Webb J K, Carswell R F, Lanzetta K M, Ferlet R, Lemoine M, Vidal-Madjar A, Bowen D V
School of Physics, University of New South Wales, Sydney, Australia.
Nature. 1997 Jul 17;388(6639):250-2. doi: 10.1038/40814.
Of the light elements, the primordial abundance of deuterium relative to hydrogen, (D/H)p, provides the most sensitive diagnostic for the cosmological mass density parameter, omegaB. Recent high-redshift D/H measurements are highly discrepant, although this may reflect observational uncertainties. The larger primordial D/H values imply a low omegaB (requiring the Universe to be dominated by non-baryonic matter), and cause problems for galactic chemical evolution models, which have difficulty in reproducing the steep decline in D/H to the present-day values. Conversely, the lower D/H values measured at high redshift imply an omegaB greater than that derived from 7Li and 4He abundance measurements, and may require a deuterium-abundance evolution that is too low to easily explain. Here we report the first measurement of D/H at intermediate redshift (z = 0.7010), in a gas cloud selected to minimize observational uncertainties. Our analysis yields a value of D/H ((2.0 +/- 0.5) x 10[-4]) which is at the upper end of the range of values measured at high redshifts. This finding, together with other independent observations, suggests that there may be inhomogeneity in (D/H)p of at least a factor of ten.

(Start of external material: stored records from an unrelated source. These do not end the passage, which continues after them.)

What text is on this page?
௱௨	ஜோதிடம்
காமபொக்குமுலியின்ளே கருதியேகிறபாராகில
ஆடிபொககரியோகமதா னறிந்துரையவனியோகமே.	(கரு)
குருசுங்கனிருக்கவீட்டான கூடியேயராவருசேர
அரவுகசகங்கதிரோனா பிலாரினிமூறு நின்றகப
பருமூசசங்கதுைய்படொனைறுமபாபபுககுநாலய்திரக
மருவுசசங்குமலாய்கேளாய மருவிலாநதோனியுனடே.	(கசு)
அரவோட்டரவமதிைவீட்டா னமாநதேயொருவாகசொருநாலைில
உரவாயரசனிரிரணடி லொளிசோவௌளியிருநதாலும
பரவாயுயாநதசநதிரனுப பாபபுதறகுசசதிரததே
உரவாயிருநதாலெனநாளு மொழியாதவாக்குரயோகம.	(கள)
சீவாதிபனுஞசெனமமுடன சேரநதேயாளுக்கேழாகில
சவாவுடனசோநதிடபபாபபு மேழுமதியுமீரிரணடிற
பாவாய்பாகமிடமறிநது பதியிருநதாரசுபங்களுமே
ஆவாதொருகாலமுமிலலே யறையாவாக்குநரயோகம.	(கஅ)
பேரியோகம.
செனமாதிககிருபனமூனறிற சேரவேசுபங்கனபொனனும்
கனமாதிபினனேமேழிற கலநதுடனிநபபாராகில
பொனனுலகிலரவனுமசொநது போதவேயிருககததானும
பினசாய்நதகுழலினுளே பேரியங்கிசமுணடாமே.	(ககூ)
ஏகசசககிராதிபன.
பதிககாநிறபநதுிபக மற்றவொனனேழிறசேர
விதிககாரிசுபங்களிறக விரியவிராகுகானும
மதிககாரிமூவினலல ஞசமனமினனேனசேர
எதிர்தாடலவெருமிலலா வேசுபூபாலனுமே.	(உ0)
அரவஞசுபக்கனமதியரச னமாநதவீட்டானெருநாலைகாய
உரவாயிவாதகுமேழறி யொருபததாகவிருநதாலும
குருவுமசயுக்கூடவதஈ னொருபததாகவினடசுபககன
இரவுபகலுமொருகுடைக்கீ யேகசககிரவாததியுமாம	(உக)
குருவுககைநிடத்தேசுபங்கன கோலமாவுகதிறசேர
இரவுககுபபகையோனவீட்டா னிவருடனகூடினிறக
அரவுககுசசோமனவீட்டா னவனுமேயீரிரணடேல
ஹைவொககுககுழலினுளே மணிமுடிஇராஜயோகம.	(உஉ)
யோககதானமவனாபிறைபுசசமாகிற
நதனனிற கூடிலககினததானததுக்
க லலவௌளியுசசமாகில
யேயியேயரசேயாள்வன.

在轻元素中,氘相对于氢的原始丰度(D/H)p,为宇宙学质量密度参数ωB提供了最灵敏的诊断方法。近期的高红移D/H测量结果差异很大,不过这可能反映了观测的不确定性。较大的原始D/H值意味着较低的ωB(要求宇宙由非重子物质主导),并给星系化学演化模型带来问题,这些模型难以再现D/H急剧下降到当前值的情况。相反,在高红移处测得的较低D/H值意味着ωB大于从锂 - 7和氦 - 4丰度测量得出的值,并且可能需要一个过低的氘丰度演化,以至于难以轻松解释。在此,我们报告了在中等红移(z = 0.7010)下对D/H的首次测量,该测量是在一个经过挑选以最小化观测不确定性的气体云中进行的。我们的分析得出D/H的值为((2.0 ± 0.5) × 10[-4]),这处于高红移处测量值范围的上限。这一发现与其他独立观测结果一起表明,原始(D/H)p可能存在至少十倍的不均匀性。